茶一郎

我は神なりの茶一郎のレビュー・感想・評価

我は神なり(2013年製作の映画)
3.7
【短】信仰宗教、ダム開発により水の下に埋もれてしまう村、娘を愛せない父親。とにかく露悪的な物語で、登場人物は全員クズ、とてもあの大エンターティメント作『新感染』のヨン・サンホ監督作とは思えない、とても厭な映画でした。

 宗教人工が50%程と言われる韓国における「信仰」の問題と、宗教を超えた人と人との「信じる事」を痛烈に切り裂く一本。人物のカクカクな動きと、一辺倒で退屈な背景を超える鮮烈な物語が心に刻まれます。
 思えば最近の韓国映画の傑作『哭声』が宗教をベースとしら「信頼」についての物語だった事を思い出すと、経済発展していく韓国においてこの人と人との繋がりは語るべきな非常に重要なテーマなのかもしれません。

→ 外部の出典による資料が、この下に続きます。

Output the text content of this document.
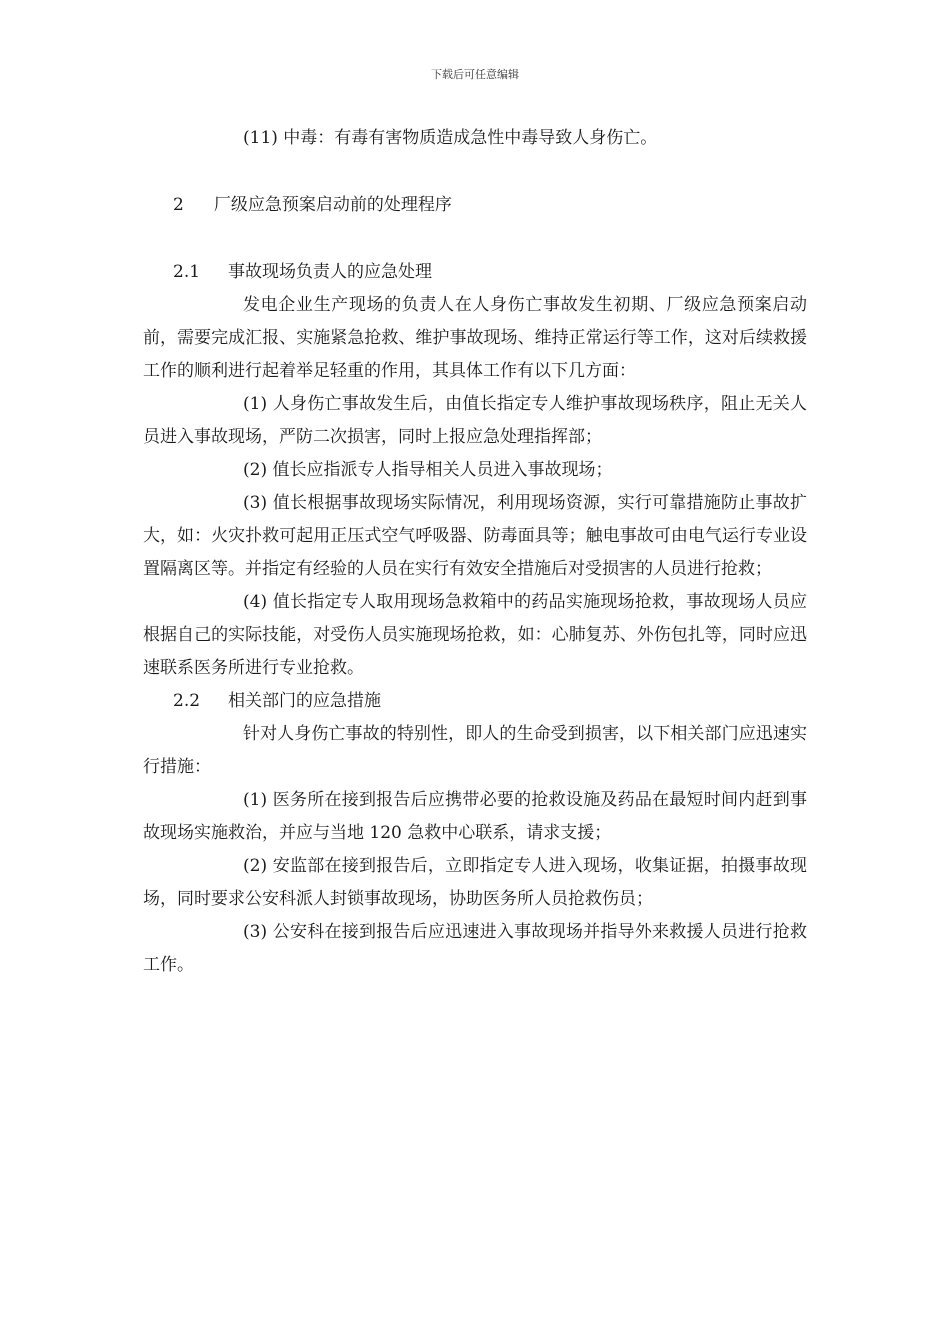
下载后可任意编辑

(11) 中毒：有毒有害物质造成急性中毒导致人身伤亡。

2 厂级应急预案启动前的处理程序

2.1 事故现场负责人的应急处理

发电企业生产现场的负责人在人身伤亡事故发生初期、厂级应急预案启动前，需要完成汇报、实施紧急抢救、维护事故现场、维持正常运行等工作，这对后续救援工作的顺利进行起着举足轻重的作用，其具体工作有以下几方面：

(1) 人身伤亡事故发生后，由值长指定专人维护事故现场秩序，阻止无关人员进入事故现场，严防二次损害，同时上报应急处理指挥部；

(2) 值长应指派专人指导相关人员进入事故现场；

(3) 值长根据事故现场实际情况，利用现场资源，实行可靠措施防止事故扩大，如：火灾扑救可起用正压式空气呼吸器、防毒面具等；触电事故可由电气运行专业设置隔离区等。并指定有经验的人员在实行有效安全措施后对受损害的人员进行抢救；

(4) 值长指定专人取用现场急救箱中的药品实施现场抢救，事故现场人员应根据自己的实际技能，对受伤人员实施现场抢救，如：心肺复苏、外伤包扎等，同时应迅速联系医务所进行专业抢救。

2.2 相关部门的应急措施

针对人身伤亡事故的特别性，即人的生命受到损害，以下相关部门应迅速实行措施：

(1) 医务所在接到报告后应携带必要的抢救设施及药品在最短时间内赶到事故现场实施救治，并应与当地 120 急救中心联系，请求支援；

(2) 安监部在接到报告后，立即指定专人进入现场，收集证据，拍摄事故现场，同时要求公安科派人封锁事故现场，协助医务所人员抢救伤员；

(3) 公安科在接到报告后应迅速进入事故现场并指导外来救援人员进行抢救工作。
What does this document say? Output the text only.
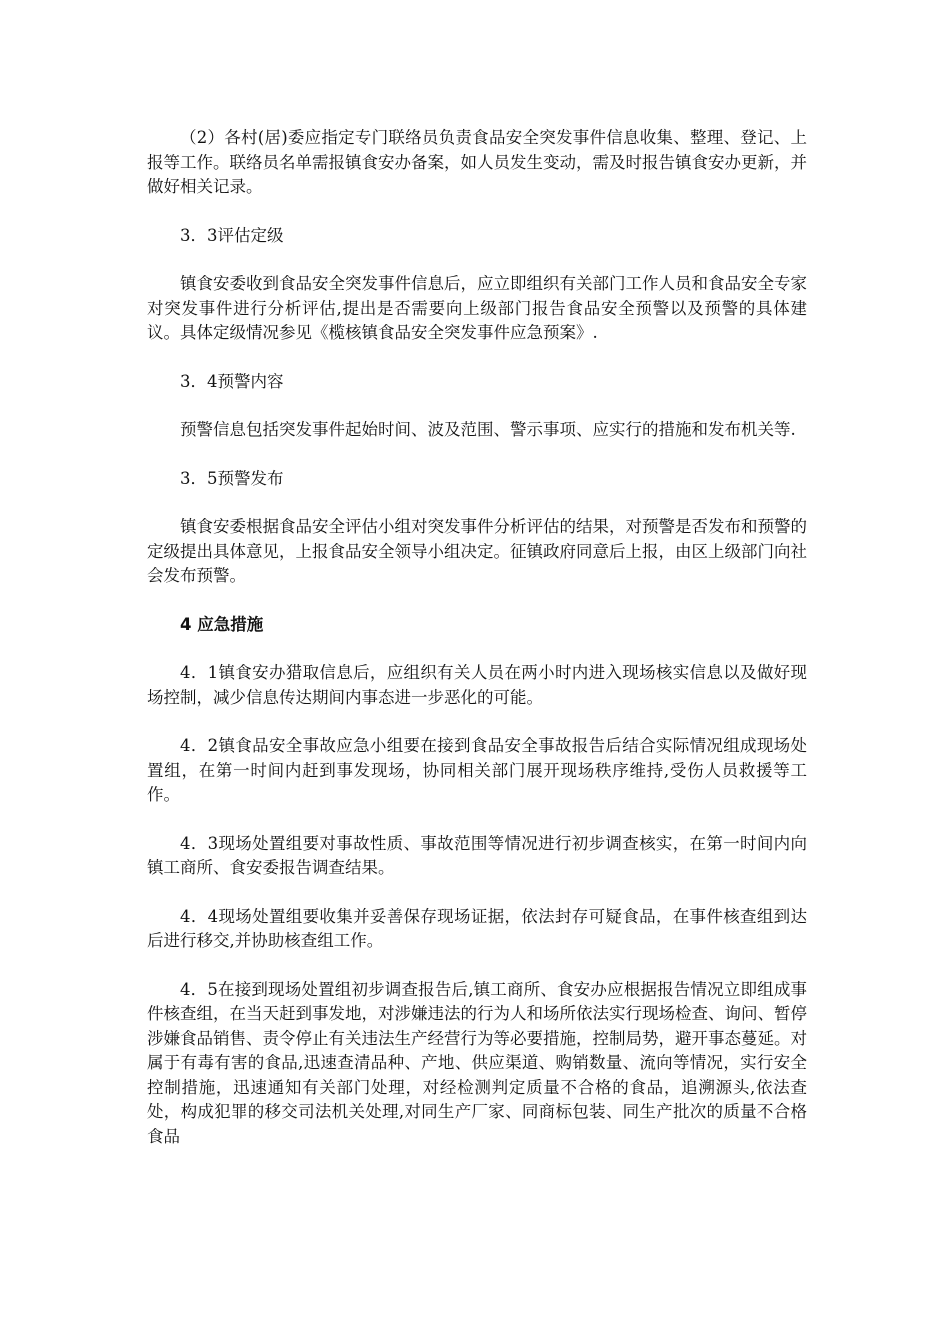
（2）各村(居)委应指定专门联络员负责食品安全突发事件信息收集、整理、登记、上报等工作。联络员名单需报镇食安办备案，如人员发生变动，需及时报告镇食安办更新，并做好相关记录。

3．3评估定级

镇食安委收到食品安全突发事件信息后，应立即组织有关部门工作人员和食品安全专家对突发事件进行分析评估,提出是否需要向上级部门报告食品安全预警以及预警的具体建议。具体定级情况参见《榄核镇食品安全突发事件应急预案》.

3．4预警内容

预警信息包括突发事件起始时间、波及范围、警示事项、应实行的措施和发布机关等.

3．5预警发布

镇食安委根据食品安全评估小组对突发事件分析评估的结果，对预警是否发布和预警的定级提出具体意见，上报食品安全领导小组决定。征镇政府同意后上报，由区上级部门向社会发布预警。

4 应急措施

4．1镇食安办猎取信息后，应组织有关人员在两小时内进入现场核实信息以及做好现场控制，减少信息传达期间内事态进一步恶化的可能。

4．2镇食品安全事故应急小组要在接到食品安全事故报告后结合实际情况组成现场处置组，在第一时间内赶到事发现场，协同相关部门展开现场秩序维持,受伤人员救援等工作。

4．3现场处置组要对事故性质、事故范围等情况进行初步调查核实，在第一时间内向镇工商所、食安委报告调查结果。

4．4现场处置组要收集并妥善保存现场证据，依法封存可疑食品，在事件核查组到达后进行移交,并协助核查组工作。

4．5在接到现场处置组初步调查报告后,镇工商所、食安办应根据报告情况立即组成事件核查组，在当天赶到事发地，对涉嫌违法的行为人和场所依法实行现场检查、询问、暂停涉嫌食品销售、责令停止有关违法生产经营行为等必要措施，控制局势，避开事态蔓延。对属于有毒有害的食品,迅速查清品种、产地、供应渠道、购销数量、流向等情况，实行安全控制措施，迅速通知有关部门处理，对经检测判定质量不合格的食品，追溯源头,依法查处，构成犯罪的移交司法机关处理,对同生产厂家、同商标包装、同生产批次的质量不合格食品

 『新感染』とは比較にならないほどにショッキングな映画ですが、やはりヨン・サンホ監督が『新感染』同様、娘(子供)を助ける事によって成長する父親を描いているのは印象に残ります。
 人が人であり、弱き者である内は、救いとしての信仰が残り続ける。とても鮮烈で心をズタズタにされるラストでした。